Living Buildings are only allowed to have minimal stormwater runoff. At The Kendeda Building, most rainwater is either captured or naturally filtered into the ground. The site was designed to mimic the natural hydrology of the Piedmont Forest, using seepage areas, rain gardens, and permeable pavers to absorb excess rainwater.

Rainwater is harvested from the solar panels, roof deck, and green roof. It is filtered and routed to a 50,000 gallon cistern in the building’s basement for holding. The cistern system captures approximately 41 percent of the annual rooftop runoff. Once full, excess rainfall is released from the cistern and directed to onsite stormwater systems.

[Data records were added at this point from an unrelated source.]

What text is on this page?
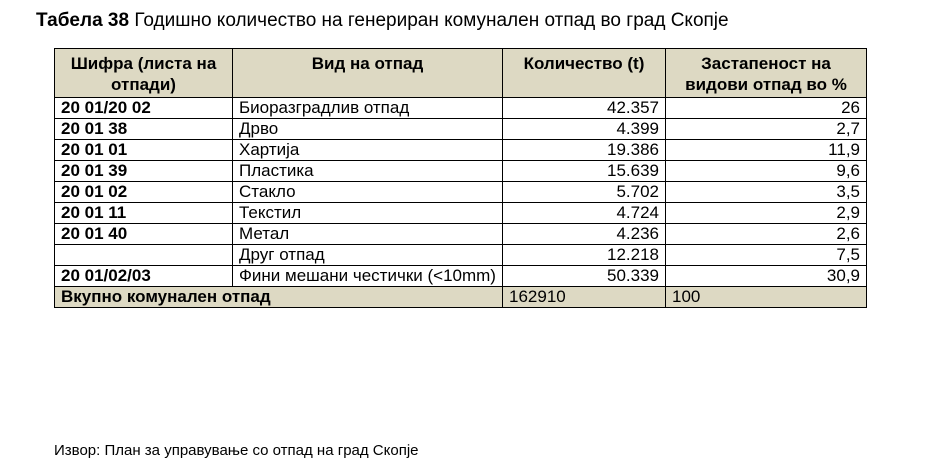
Табела 38 Годишно количество на генериран комунален отпад во град Скопје
Шифра (листа на отпади)	Вид на отпад	Количество (t)	Застапеност на видови отпад во %
20 01/20 02	Биоразградлив отпад	42.357	26
20 01 38	Дрво	4.399	2,7
20 01 01	Хартија	19.386	11,9
20 01 39	Пластика	15.639	9,6
20 01 02	Стакло	5.702	3,5
20 01 11	Текстил	4.724	2,9
20 01 40	Метал	4.236	2,6
	Друг отпад	12.218	7,5
20 01/02/03	Фини мешани честички (<10mm)	50.339	30,9
Вкупно комунален отпад		162910	100
Извор: План за управување со отпад на град Скопје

two 50,000 gallon cisterns in the basement of the building for holding water
Petal: Place
Imperative 01: Limits to Growth
 
Site Restoration

The Kendeda Building is located on a previously developed site (formerly a parking lot) on the northwest corner of Ferst Drive and State Street on Georgia Tech’s campus. The overall design intent was to restore the site as it existed prior to human development. This goal was accomplished by mimicking the hydrological flow of the area and reintroducing vegetation and biology native to the region, referencing the Piedmont Forest ecosystem. The project site moderately slopes down from south to north, with the building and adjacent porch plaza designed to follow this natural topography by terracing, or stepping down, at appropriate elevations.

Adjacent to The Kendeda Building is another phase of Georgia Tech's EcoCommons. This new passive recreation and high performance landscape also replaced surface parking. While this EcoCommons phase is separate from The Kendeda Building, it is another example of Georgia Tech's commitment to furthering sustainability across the entire campus. The two projects were designed to be interconnected and create one cohesive whole.

On September 8, 2017 over 50 members of the Georgia Tech community painted a mural on the future Kendeda Building site as part of the Office of Campus Sustainability’s Planting the Seeds event series celebrating the building’s launch. This event was a nod to the Beauty Petal: it educated student volunteers about the project and beautified the parking lot on which the building would be constructed.
Situated in the southeast corner of an eight-acre piece of land once covered in asphalt, The Kendeda Building offers an expansive view of Georgia Tech's Eco-Commons expansion, a greenspace complement to—and compliment of—the beauty and ideals of this building.
Petal: Beauty
Imperative 20: Inspiration + Education
 
Class Labs Adjust To LBC Requirements

Much like the classrooms, the four class labs are designed to foster active learning by using The Kendeda Building as a teaching tool. This conversation began prior to the building's completion. The class labs that were slated to move into the building had never been required to consider energy and water consumption. To assist with the building becoming net positive energy and water, instructors who moved their class labs into the building changed how they teach their courses to conserve energy and water. These lessons can be applied across campus and beyond to help other class labs reduce their environmental impact. 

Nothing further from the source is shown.